The Federal Reserve increased a key interest rate again, Wednesday, which will trigger higher rates on credit cards, home equity lines and other kinds of borrowing.
Wednesday’s action, which was widely expected, was the second Fed rate hike this year — and the seventh since it began boosting them in 2015. The latest increase puts the federal funds rate in a range between 1.75 and 2 percent. The Fed previously nudged rates up in March.
According to Michael Snyder, a nationally syndicated writer, media personality, political activist, and author of four books including The Beginning Of The End and Living A Life That Really Matters, the quickest way to hurt the U.S. economy is to aggressively raise interest rates. Lower interest rates make it less expensive to borrow money, and therefore economic activity tends to expand in a low-interest rate environment.
“Because so much is based on what the Federal Reserve does, now interest rates will be going up throughout our economy,” Snyder said. “For example, we should expect the average rate on a 30-year fixed mortgage to surpass the 4.66 percent mark that we witnessed earlier this year…”
So why would the Federal Reserve do this?
According to Federal Reserve Chair Jerome Powell, the Fed decided to raise interest rates to keep the economy from overheating.
The decision reflected an economy that’s getting even stronger. Unemployment is 3.8%, the lowest since 2000, and inflation is creeping higher. The Fed is raising rates gradually to keep the economy from overheating.
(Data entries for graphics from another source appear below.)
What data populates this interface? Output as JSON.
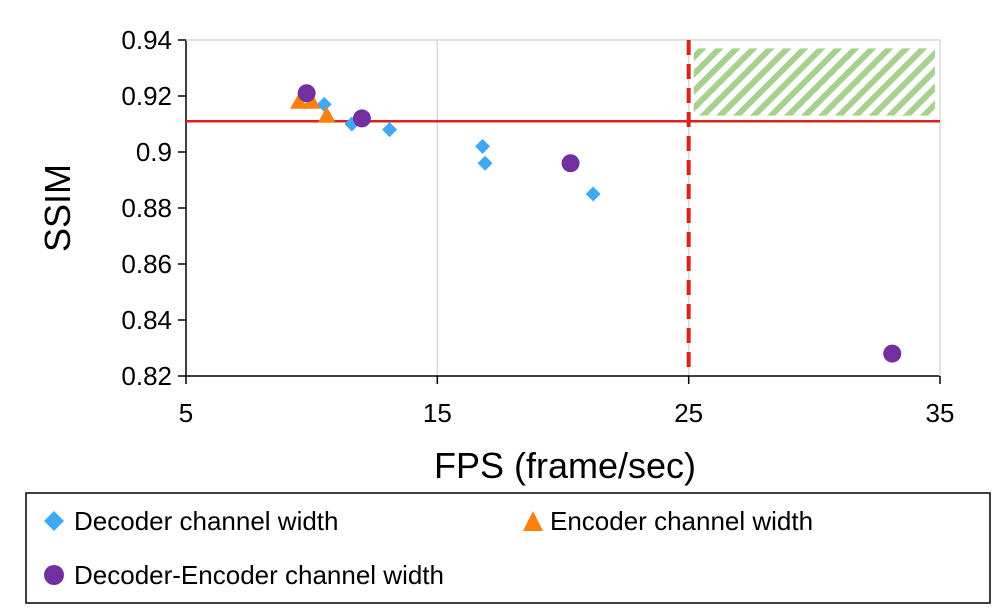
{
  "chart_data": {
    "type": "scatter",
    "xlabel": "FPS (frame/sec)",
    "ylabel": "SSIM",
    "xlim": [
      5,
      35
    ],
    "ylim": [
      0.82,
      0.94
    ],
    "x_ticks": [
      5,
      15,
      25,
      35
    ],
    "y_ticks": [
      "0.82",
      "0.84",
      "0.86",
      "0.88",
      "0.9",
      "0.92",
      "0.94"
    ],
    "grid": "vertical",
    "series": [
      {
        "name": "Decoder channel width",
        "marker": "diamond",
        "color": "#3fa9f5",
        "points": [
          [
            10.5,
            0.917
          ],
          [
            11.6,
            0.91
          ],
          [
            13.1,
            0.908
          ],
          [
            16.8,
            0.902
          ],
          [
            16.9,
            0.896
          ],
          [
            21.2,
            0.885
          ]
        ]
      },
      {
        "name": "Encoder channel width",
        "marker": "triangle",
        "color": "#ff7f0e",
        "points": [
          [
            9.5,
            0.918
          ],
          [
            10.0,
            0.918
          ],
          [
            10.6,
            0.913
          ]
        ]
      },
      {
        "name": "Decoder-Encoder channel width",
        "marker": "circle",
        "color": "#7030a0",
        "points": [
          [
            9.8,
            0.921
          ],
          [
            12.0,
            0.912
          ],
          [
            20.3,
            0.896
          ],
          [
            33.1,
            0.828
          ]
        ]
      }
    ],
    "reference_lines": {
      "horizontal": {
        "y": 0.911,
        "color": "#e0201b",
        "style": "solid"
      },
      "vertical": {
        "x": 25,
        "color": "#e0201b",
        "style": "dashed"
      }
    },
    "target_region": {
      "x": [
        25.2,
        34.8
      ],
      "y": [
        0.913,
        0.937
      ],
      "fill": "hatched",
      "color": "#a9d18e"
    },
    "legend_position": "bottom"
  },
  "colors": {
    "grid": "#d9d9d9",
    "axis": "#000000"
  }
}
“The main takeaway is that the economy is doing very well,” Fed Chairman Jerome Powell said at a news conference. “Most people who want to find jobs are finding them, and unemployment and inflation are low.”
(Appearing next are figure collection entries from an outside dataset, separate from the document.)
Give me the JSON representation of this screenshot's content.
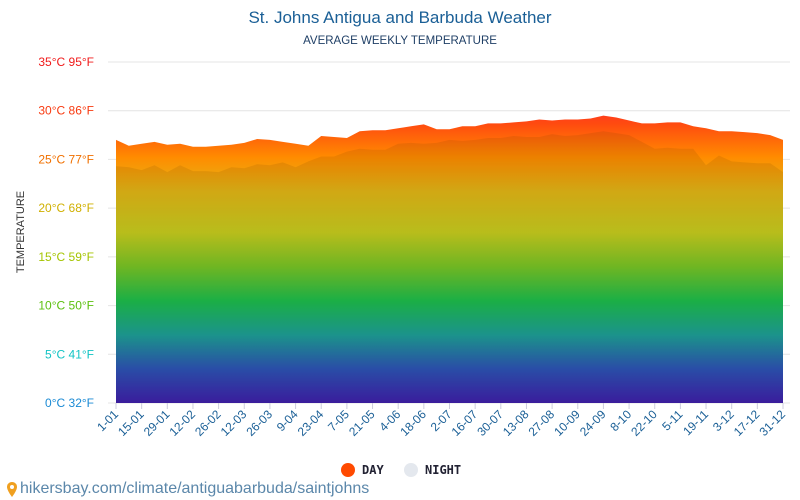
{
  "title": "St. Johns Antigua and Barbuda Weather",
  "subtitle": "AVERAGE WEEKLY TEMPERATURE",
  "source": "hikersbay.com/climate/antiguabarbuda/saintjohns",
  "chart_data": {
    "type": "area",
    "ylabel": "TEMPERATURE",
    "ylim": [
      0,
      35
    ],
    "grid": true,
    "legend_position": "bottom",
    "yticks": [
      {
        "value": 0,
        "label": "0°C 32°F",
        "color": "#1a8ad4"
      },
      {
        "value": 5,
        "label": "5°C 41°F",
        "color": "#12c4c4"
      },
      {
        "value": 10,
        "label": "10°C 50°F",
        "color": "#5cc010"
      },
      {
        "value": 15,
        "label": "15°C 59°F",
        "color": "#a4c400"
      },
      {
        "value": 20,
        "label": "20°C 68°F",
        "color": "#d0b000"
      },
      {
        "value": 25,
        "label": "25°C 77°F",
        "color": "#f07000"
      },
      {
        "value": 30,
        "label": "30°C 86°F",
        "color": "#f83a10"
      },
      {
        "value": 35,
        "label": "35°C 95°F",
        "color": "#f01a1a"
      }
    ],
    "xticks": [
      "1-01",
      "15-01",
      "29-01",
      "12-02",
      "26-02",
      "12-03",
      "26-03",
      "9-04",
      "23-04",
      "7-05",
      "21-05",
      "4-06",
      "18-06",
      "2-07",
      "16-07",
      "30-07",
      "13-08",
      "27-08",
      "10-09",
      "24-09",
      "8-10",
      "22-10",
      "5-11",
      "19-11",
      "3-12",
      "17-12",
      "31-12"
    ],
    "series": [
      {
        "name": "DAY",
        "color": "#ff4a00",
        "values": [
          27.0,
          26.4,
          26.6,
          26.8,
          26.5,
          26.6,
          26.3,
          26.3,
          26.4,
          26.5,
          26.7,
          27.1,
          27.0,
          26.8,
          26.6,
          26.4,
          27.4,
          27.3,
          27.2,
          27.9,
          28.0,
          28.0,
          28.2,
          28.4,
          28.6,
          28.1,
          28.1,
          28.4,
          28.4,
          28.7,
          28.7,
          28.8,
          28.9,
          29.1,
          29.0,
          29.1,
          29.1,
          29.2,
          29.5,
          29.3,
          29.0,
          28.7,
          28.7,
          28.8,
          28.8,
          28.4,
          28.2,
          27.9,
          27.9,
          27.8,
          27.7,
          27.5,
          27.0
        ]
      },
      {
        "name": "NIGHT",
        "color": "#e4e8ee",
        "values": [
          24.3,
          24.2,
          23.9,
          24.4,
          23.7,
          24.4,
          23.8,
          23.8,
          23.7,
          24.2,
          24.1,
          24.5,
          24.4,
          24.7,
          24.2,
          24.8,
          25.3,
          25.3,
          25.8,
          26.1,
          26.0,
          26.0,
          26.6,
          26.7,
          26.6,
          26.7,
          27.0,
          26.9,
          27.0,
          27.2,
          27.2,
          27.4,
          27.3,
          27.3,
          27.6,
          27.4,
          27.5,
          27.7,
          27.9,
          27.7,
          27.5,
          26.8,
          26.1,
          26.2,
          26.1,
          26.1,
          24.4,
          25.4,
          24.8,
          24.7,
          24.6,
          24.6,
          23.7
        ]
      }
    ]
  }
}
Of course, that is a load of nonsense.
As Michael Snyder, revealed in his publication.
If honest numbers were being used our unemployment rate would be at 21.5 percent, inflation would be at about 10 percent, and GDP growth would be negative.
So, it seems for the US economy there seems to be no good script anymore. If the Democrats take back control of either the House or the Senate in November, Trump’s agenda will come to a crashing halt and, thanks to the Federal Reserve, a bad scenario has just become much more likely.